Now he’s missed almost all of two seasons. Not that he’s done anything wrong—getting injured is not a moral failing. But if Rose were to come out now and say, “I’m healthy, get me some help!” it would be correctly viewed as the most narcissistic, diva move of all time.
And how much difference is there between doing that and recruiting?
Recruiting a max player, by necessity, requires displacement of teammates. Who should Rose be chasing out of town? Even Carlos Boozer has done more for the Bulls than Rose has over the last two seasons. Should Gibson be traded for Rose’s pursuit of a ring? How about Butler?
Which of his teammates should he feel hasn’t earned the right to wear the same uniform he does?
This is not me taking a shot at Rose. In fact, if you were to ask him if it were true, he would agree. After all, when he was carrying the team—before he was ever injured—he was asked about recruiting to improve over his current substandard shooting guard, Keith Bogans. He famously replied, “Keith's my guy. I'm rolling with Keith.”
Was nearly three years of not playing supposed to reverse this view on recruiting?
Rose is loyal. That’s why he hasn’t called out his teammates in the past when it would have been acceptable. That’s why he didn’t fire his brother when he said something stupid. He still keeps friends from elementary school around him. It’s just part of his fundamental makeup.
And whether you agree that it’s an act of betrayal to go out and recruit, Rose has made it pretty clear that he feels it is. He’s reiterated this several times. The one exception to the rule was Kirk Hinrich, his first mentor in the NBA. Why that one exception? Because it was still an act of loyalty.
His reasoning had nothing to do with the sort of disingenuous rant that Dan Bernstein of CBS Chicago offered last December. Spinning off a dubious report from Mitch Lawrence of the New York Daily News which said “confidants” of Rose indicated that he was concerned about going through a rebuilding process, Bernstein penned a specious and vitriolic tirade:
What does he think they have, and where does he think it’s going? Most importantly, what does he not understand about the primary reason for the Bulls’ current plight? It takes some nerve to call out his employers after they have paid him 30% of their salary cap to miss consecutive seasons.
This is typical behavior from a player who has always done only what is in his personal best interest, everybody else be damned. He’ll take every last dollar, and enjoy all the team-supplied resources for medical consultations, surgeries, rehabilitation programs and various therapists, only to ignore their professional opinions just because he feels like it. And don’t bother asking him for even token assistance in welcoming potential free agents either, because he doesn’t want to.
It takes some nerve to post a rant like that without confirming if the source is true. It also takes some nerve to characterize it as Rose “getting paid to miss consecutive seasons.”
But this is the kind unknowingly oxymoronic position that the critics are putting themselves in. Bernstein is trying to portray Rose’s loyalty as betrayal.
Bernstein would have you believe that Rose is at fault for not demanding his teammates be moved.
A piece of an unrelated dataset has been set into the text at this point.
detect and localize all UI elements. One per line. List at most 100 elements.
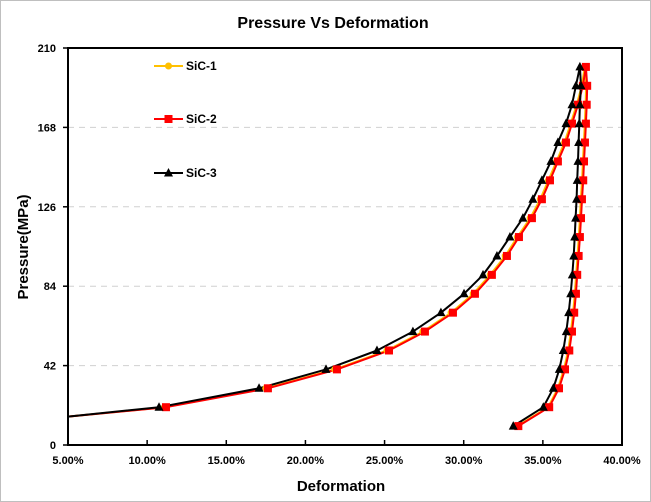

In an age when we’re bemoaning the teaming up of superstars and sick of diva players wailing, “trade me or get me help,” shouldn’t we appreciate a player who doesn’t fancy himself the general manager? (Incidentally, Rose has participated in recruiting to the degree that front office has asked him to.)
Rose’s “failure” to recruit is not a failing in his character. Rather, it points to the strength in it.
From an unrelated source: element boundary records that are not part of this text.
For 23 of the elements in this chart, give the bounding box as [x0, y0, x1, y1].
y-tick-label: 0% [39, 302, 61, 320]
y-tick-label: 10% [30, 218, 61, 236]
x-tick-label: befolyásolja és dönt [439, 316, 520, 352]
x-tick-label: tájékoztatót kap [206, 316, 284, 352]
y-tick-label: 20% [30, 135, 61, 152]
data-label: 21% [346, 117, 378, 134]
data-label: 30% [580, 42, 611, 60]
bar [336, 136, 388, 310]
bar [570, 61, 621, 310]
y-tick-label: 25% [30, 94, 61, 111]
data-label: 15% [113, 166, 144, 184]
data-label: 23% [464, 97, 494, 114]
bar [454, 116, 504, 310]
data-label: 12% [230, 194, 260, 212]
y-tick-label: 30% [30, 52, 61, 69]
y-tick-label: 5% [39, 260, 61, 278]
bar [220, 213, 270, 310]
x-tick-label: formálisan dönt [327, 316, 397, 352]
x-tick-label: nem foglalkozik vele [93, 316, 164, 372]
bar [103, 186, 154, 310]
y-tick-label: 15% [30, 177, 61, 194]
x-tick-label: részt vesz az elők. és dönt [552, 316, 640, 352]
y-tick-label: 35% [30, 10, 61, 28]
Everyone, even Bernstein, is entitled to his opinion about whether players should recruit. However Rose alone is authorized to determine why he doesn’t, just as any man is uniquely able to ascertain what his own motives are.
Rose has made it clear that his are born from faithfulness to his teammates. What’s wrong with that?
If we’re going to castigate players for treachery in this dark age of betrayal, shouldn’t we appreciate it when there is an occasional beacon of loyalty? Even if you don’t agree with what Rose is doing, we should all appreciate why he’s doing it.